Alors que le quartier compte déjà un nombre de places de parking hors voirie très élevé, la construction des logements entraînera une demande pour 1073 nouveaux emplacements de parking. La Région dit vouloir ne pas construire ces nouvelles places mais tenter de mutualiser, c’est-à-dire d’utiliser des places déjà existantes pour répondre à cette demande. Le problème, c’est que cette mutualisation, très difficile à réaliser d’un point de vue juridique et financier, devra être négociée avec les promoteurs dans chaque projet de logement. Le programme du PAD risque donc de créer des centaines de nouvelles places de parking qui constitue chacune un encouragement à posséder une voiture et à l’utiliser dans le quartier.

Un bilan environnemental négatif

La réalisation du PAD conduit à la destruction d’environ 295 000m² de surface et à la construction de 524 000 m² de surfaces nouvelles1. La démolition d’une telle superficie nécessitera des travaux d’envergure ainsi qu’un nombre important de camions afin d’évacuer les déchets. Deux, au moins, des bâtiments concernés par la démolition ont moins de 20 ans, c’est le cas du Midi Atrium (35.000 m²) et du Bloc 2 Horta-Bara (89.000 m²).

Si le projet permet de diviser par trois la consommation énergétique des futurs nouveaux bâtiments par rapport aux anciens, il faut tenir compte des importants coûts environnementaux des opérations de démolition et reconstruction.
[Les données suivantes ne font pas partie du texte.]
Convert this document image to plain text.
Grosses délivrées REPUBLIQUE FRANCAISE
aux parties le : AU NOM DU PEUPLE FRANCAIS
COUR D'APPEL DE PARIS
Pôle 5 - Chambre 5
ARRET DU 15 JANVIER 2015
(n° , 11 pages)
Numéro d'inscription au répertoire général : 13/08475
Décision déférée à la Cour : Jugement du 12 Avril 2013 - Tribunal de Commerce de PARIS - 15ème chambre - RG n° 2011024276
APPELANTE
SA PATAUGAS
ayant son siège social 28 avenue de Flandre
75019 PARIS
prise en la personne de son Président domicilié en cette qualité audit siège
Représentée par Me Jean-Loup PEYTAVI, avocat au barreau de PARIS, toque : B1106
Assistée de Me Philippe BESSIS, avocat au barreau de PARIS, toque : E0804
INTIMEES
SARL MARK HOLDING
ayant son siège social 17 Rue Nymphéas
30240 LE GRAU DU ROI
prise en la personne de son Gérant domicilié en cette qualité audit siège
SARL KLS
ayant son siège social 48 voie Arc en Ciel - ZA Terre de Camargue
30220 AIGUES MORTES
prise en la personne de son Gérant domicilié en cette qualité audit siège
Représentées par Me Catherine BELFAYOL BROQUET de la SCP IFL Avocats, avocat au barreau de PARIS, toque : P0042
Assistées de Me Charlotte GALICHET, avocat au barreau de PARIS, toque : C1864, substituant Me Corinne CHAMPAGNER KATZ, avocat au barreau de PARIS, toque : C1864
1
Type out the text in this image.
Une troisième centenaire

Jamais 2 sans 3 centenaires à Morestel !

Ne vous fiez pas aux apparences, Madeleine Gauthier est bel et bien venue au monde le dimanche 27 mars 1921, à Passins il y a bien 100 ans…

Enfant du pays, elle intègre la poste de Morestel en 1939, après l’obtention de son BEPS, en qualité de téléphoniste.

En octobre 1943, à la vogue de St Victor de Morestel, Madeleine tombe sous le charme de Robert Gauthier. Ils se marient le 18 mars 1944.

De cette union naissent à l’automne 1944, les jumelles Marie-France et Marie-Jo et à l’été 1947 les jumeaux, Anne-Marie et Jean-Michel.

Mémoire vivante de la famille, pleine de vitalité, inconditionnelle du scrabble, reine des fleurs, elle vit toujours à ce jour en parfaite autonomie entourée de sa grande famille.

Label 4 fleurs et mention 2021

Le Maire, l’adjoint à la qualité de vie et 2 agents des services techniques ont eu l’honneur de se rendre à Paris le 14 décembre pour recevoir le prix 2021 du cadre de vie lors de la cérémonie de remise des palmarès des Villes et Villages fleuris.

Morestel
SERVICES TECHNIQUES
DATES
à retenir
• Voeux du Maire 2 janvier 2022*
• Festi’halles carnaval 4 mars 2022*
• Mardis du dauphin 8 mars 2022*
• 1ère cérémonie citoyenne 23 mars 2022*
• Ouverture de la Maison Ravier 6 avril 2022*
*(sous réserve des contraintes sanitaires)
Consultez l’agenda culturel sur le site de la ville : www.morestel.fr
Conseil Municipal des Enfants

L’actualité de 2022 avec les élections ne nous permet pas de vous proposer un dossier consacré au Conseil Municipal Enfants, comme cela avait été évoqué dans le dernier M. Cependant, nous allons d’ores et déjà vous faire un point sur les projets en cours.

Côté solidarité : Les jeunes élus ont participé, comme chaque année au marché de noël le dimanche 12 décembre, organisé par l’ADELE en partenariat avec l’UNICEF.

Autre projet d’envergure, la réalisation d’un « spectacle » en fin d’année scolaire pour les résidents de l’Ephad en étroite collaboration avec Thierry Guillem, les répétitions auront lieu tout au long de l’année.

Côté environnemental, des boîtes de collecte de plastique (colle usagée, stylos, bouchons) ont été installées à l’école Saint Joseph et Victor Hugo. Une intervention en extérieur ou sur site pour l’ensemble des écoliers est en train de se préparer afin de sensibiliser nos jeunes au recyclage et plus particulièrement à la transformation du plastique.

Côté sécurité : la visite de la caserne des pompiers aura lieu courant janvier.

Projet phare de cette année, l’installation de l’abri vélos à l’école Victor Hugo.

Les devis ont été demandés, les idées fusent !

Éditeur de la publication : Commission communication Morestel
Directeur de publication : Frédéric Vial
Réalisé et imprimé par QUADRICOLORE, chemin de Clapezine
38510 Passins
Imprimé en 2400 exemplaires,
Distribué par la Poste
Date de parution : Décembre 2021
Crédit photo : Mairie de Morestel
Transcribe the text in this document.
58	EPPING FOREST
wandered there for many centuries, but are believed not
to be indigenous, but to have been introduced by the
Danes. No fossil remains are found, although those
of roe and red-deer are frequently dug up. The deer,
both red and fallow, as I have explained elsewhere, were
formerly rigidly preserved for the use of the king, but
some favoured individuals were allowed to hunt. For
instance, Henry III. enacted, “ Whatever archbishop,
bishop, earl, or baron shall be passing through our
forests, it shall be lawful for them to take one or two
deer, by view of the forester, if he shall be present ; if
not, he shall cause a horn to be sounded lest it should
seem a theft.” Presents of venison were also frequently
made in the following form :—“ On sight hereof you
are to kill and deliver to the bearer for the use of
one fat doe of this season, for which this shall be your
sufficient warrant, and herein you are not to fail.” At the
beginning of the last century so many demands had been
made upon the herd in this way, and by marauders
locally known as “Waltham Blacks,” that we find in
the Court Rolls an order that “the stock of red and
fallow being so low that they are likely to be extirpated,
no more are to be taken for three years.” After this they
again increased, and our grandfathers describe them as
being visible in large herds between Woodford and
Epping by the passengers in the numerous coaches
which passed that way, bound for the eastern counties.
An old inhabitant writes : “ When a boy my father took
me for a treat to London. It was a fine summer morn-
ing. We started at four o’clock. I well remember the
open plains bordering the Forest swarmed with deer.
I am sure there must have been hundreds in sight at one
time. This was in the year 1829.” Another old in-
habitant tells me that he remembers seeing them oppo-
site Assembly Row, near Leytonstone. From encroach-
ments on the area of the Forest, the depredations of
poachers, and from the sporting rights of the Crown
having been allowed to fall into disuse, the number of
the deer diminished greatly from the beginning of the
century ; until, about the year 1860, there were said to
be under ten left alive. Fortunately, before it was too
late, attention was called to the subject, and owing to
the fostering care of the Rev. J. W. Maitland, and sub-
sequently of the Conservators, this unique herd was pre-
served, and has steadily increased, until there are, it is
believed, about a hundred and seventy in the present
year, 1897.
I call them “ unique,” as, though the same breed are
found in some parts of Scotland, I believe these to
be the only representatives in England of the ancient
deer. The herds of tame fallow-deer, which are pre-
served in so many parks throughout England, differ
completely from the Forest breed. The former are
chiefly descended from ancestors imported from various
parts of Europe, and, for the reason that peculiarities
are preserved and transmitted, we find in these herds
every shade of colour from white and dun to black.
Il est probable que la facture énergétique globale soit négative et qu’une opération de rénovation soit plus conforme au défi climatique actuel. Sans compter que cette opération de rénovation limitera l’ampleur et la durée des chantiers.

Il faudrait à tout le moins étudier le bilan carbone du PAD Midi avant son adoption et analyser un scénario avec maintien de l’existant, ce qui n’a pas été fait.

Conclusions

Le projet de PAD n’apporte aucune, ou très peu, d’améliorations aux différents besoins cruciaux de ce territoire tels que nécessité de logements accessibles, de crèches, d’écoles, d’espaces verts. Les cadres urbanistiques existants sont suffisants pour répondre à ces besoins, c’est une question de volonté politique. Des aménagements simples pourraient très sérieusement améliorer le confort et la convivialité des espaces.

Par contre, le PAD autorise des densités et des hauteurs qui favorisent essentiellement la spéculation immobilière privée et ne servent pas les différents besoins des habitants, bien au contraire, elles risquent d’entraîner une augmentation des prix du quartier, d’accroître la circulation automobile, de boucher les vues et de priver les habitants d’ensoleillement.